At the World AI Conference in Shanghai last week, one of China’s leading artificial intelligence companies, SenseTime, unveiled its latest model, SenseNova 5.5. The model showed off its ability to identify and describe a stuffed toy puppy (wearing a SenseTime cap), offered feedback on a drawing of a rabbit, and instantly read and summarised a page of text. According to SenseTime, SenseNova 5.5 is comparable with GPT-4o, the flagship artificial intelligence model of the Microsoft-backed US company OpenAI. – Guardian

Sir Keir Starmer’s choice of a leading advocate of HS2 as rail minister has stoked industry hopes that scrapped parts of the project may be revived. While the primary task facing Lord Hendy, whose appointment was announced on Monday, will be to oversee Labour’s renationalisation of train operators, he’s also likely to prove a strong advocate for expanding the network.
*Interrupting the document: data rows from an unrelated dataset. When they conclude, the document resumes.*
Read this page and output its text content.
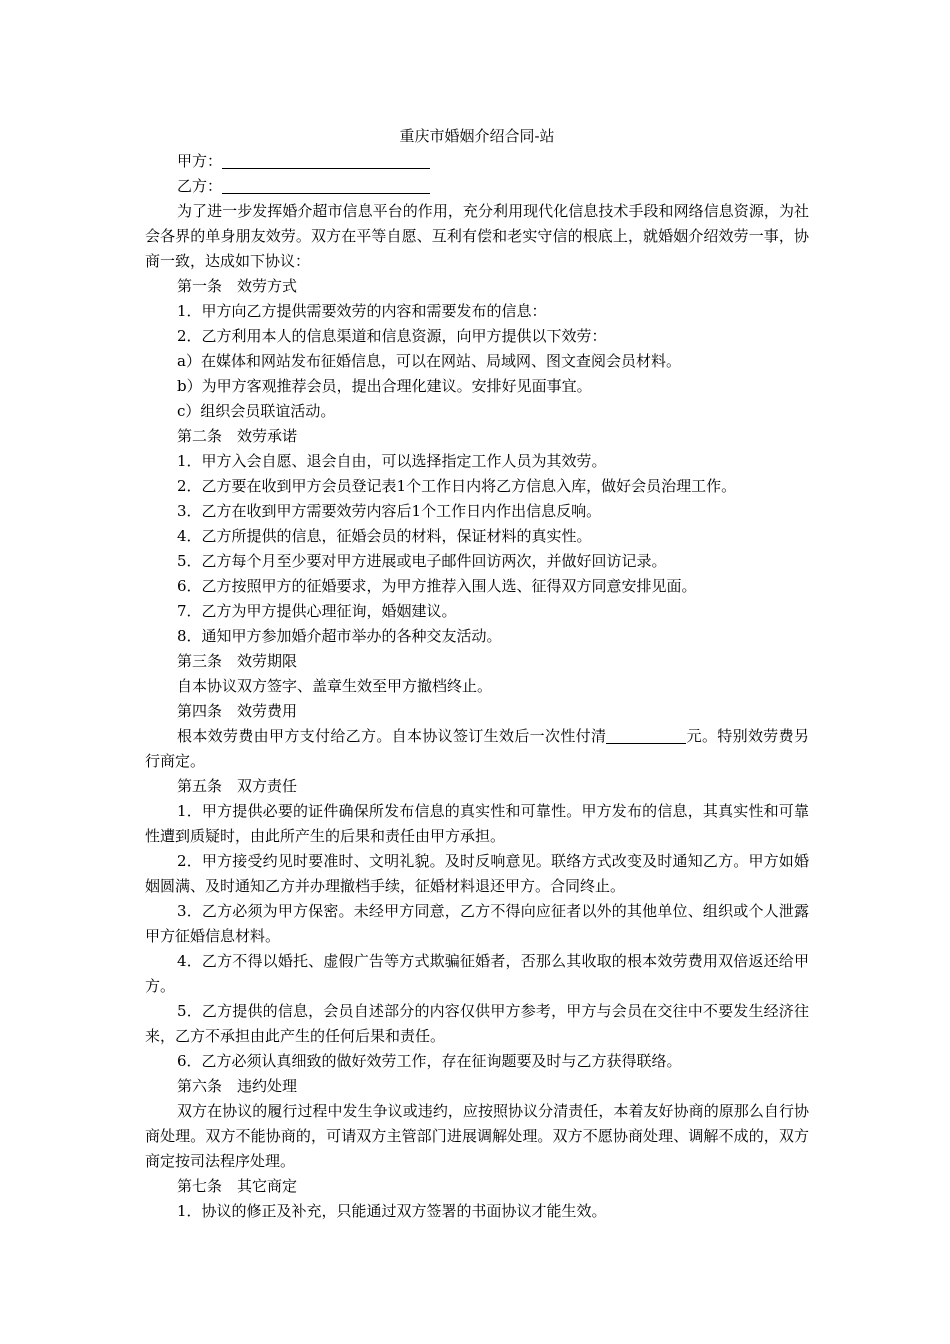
重庆市婚姻介绍合同-站

甲方：

乙方：

为了进一步发挥婚介超市信息平台的作用，充分利用现代化信息技术手段和网络信息资源，为社会各界的单身朋友效劳。双方在平等自愿、互利有偿和老实守信的根底上，就婚姻介绍效劳一事，协商一致，达成如下协议：

第一条　效劳方式

1．甲方向乙方提供需要效劳的内容和需要发布的信息：

2．乙方利用本人的信息渠道和信息资源，向甲方提供以下效劳：

a）在媒体和网站发布征婚信息，可以在网站、局域网、图文查阅会员材料。

b）为甲方客观推荐会员，提出合理化建议。安排好见面事宜。

c）组织会员联谊活动。

第二条　效劳承诺

1．甲方入会自愿、退会自由，可以选择指定工作人员为其效劳。

2．乙方要在收到甲方会员登记表1个工作日内将乙方信息入库，做好会员治理工作。

3．乙方在收到甲方需要效劳内容后1个工作日内作出信息反响。

4．乙方所提供的信息，征婚会员的材料，保证材料的真实性。

5．乙方每个月至少要对甲方进展或电子邮件回访两次，并做好回访记录。

6．乙方按照甲方的征婚要求，为甲方推荐入围人选、征得双方同意安排见面。

7．乙方为甲方提供心理征询，婚姻建议。

8．通知甲方参加婚介超市举办的各种交友活动。

第三条　效劳期限

自本协议双方签字、盖章生效至甲方撤档终止。

第四条　效劳费用

根本效劳费由甲方支付给乙方。自本协议签订生效后一次性付清	元。特别效劳费另行商定。

第五条　双方责任

1．甲方提供必要的证件确保所发布信息的真实性和可靠性。甲方发布的信息，其真实性和可靠性遭到质疑时，由此所产生的后果和责任由甲方承担。

2．甲方接受约见时要准时、文明礼貌。及时反响意见。联络方式改变及时通知乙方。甲方如婚姻圆满、及时通知乙方并办理撤档手续，征婚材料退还甲方。合同终止。

3．乙方必须为甲方保密。未经甲方同意，乙方不得向应征者以外的其他单位、组织或个人泄露甲方征婚信息材料。

4．乙方不得以婚托、虚假广告等方式欺骗征婚者，否那么其收取的根本效劳费用双倍返还给甲方。

5．乙方提供的信息，会员自述部分的内容仅供甲方参考，甲方与会员在交往中不要发生经济往来，乙方不承担由此产生的任何后果和责任。

6．乙方必须认真细致的做好效劳工作，存在征询题要及时与乙方获得联络。

第六条　违约处理

双方在协议的履行过程中发生争议或违约，应按照协议分清责任，本着友好协商的原那么自行协商处理。双方不能协商的，可请双方主管部门进展调解处理。双方不愿协商处理、调解不成的，双方商定按司法程序处理。

第七条　其它商定

1．协议的修正及补充，只能通过双方签署的书面协议才能生效。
Lord Hendy, who previously worked closely with Boris Johnson and sat as a crossbench peer, last year criticised Rishi Sunak’s decision to halt HS2 at Birmingham, choosing to speak out despite his position as chairman of the state-owned track operator Network Rail. – Telegraph

French state energy giant EDF has pulled out of the competition to build mini-nuclear reactors in Britain, as it takes its blueprints back to the drawing board. The company had been vying with five others to win government support for its small modular reactor (SMR) design, with two winners set to be chosen by the end of the year. But with submissions for the latest stage of the competition due at 4pm on Monday, it is understood that EDF put forward no design and has effectively now withdrawn from the running. – Telegraph

A Tesla shareholder is calling for more than $7 billion in lawyers’ fees to be paid by the electric car maker, after he successfully challenged Elon Musk’s record-breaking pay package. Richard Tornetta, who owned nine shares in Tesla when he sued over Musk’s pay package in 2018, is pursuing the legal fee on behalf of three law firms that represented him in a battle he ultimately won in January when Musk’s $56 billion package was voided by a judge in Delaware. – The Times

US close

Wall Street stocks turned in a mixed performance on Monday as investors prepared for the beginning of Q2 corporate earnings season later in the week.
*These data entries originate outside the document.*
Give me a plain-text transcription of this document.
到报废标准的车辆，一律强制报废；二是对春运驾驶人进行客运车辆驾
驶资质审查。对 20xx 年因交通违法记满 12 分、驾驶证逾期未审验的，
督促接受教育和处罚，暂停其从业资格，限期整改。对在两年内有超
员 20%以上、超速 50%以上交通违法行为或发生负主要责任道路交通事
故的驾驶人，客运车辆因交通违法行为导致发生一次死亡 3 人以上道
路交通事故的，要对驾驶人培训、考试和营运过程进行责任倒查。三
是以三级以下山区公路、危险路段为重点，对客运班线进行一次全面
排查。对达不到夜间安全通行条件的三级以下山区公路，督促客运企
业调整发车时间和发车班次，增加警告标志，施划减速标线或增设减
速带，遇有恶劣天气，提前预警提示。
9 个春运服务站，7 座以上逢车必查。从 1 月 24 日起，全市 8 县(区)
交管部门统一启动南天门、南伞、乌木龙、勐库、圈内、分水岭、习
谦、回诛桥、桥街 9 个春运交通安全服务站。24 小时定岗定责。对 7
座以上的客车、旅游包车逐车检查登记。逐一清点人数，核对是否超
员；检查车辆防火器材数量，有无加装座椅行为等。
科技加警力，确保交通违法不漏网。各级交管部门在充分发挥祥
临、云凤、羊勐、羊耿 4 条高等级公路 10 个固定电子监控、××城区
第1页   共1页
At the close, the Dow Jones Industrial Average was down 0.08% at 39,344.79, while the S&P 500 advanced 0.10% to 5,572.85 and the Nasdaq Composite saw out the session 0.28% firmer at 18,403.74.

The Dow closed 31.08 points lower on Monday, taking a bite out of gains recorded in the previous session.

Market participants were patiently awaiting the release of earnings from a number of major US banks later in the week, as well as quarterly numbers from the likes of PepsiCo and Delta Air Lines.

June's consumer price index, slated for release on Thursday, will also draw much investor attention, as will last month's producer price index on Friday.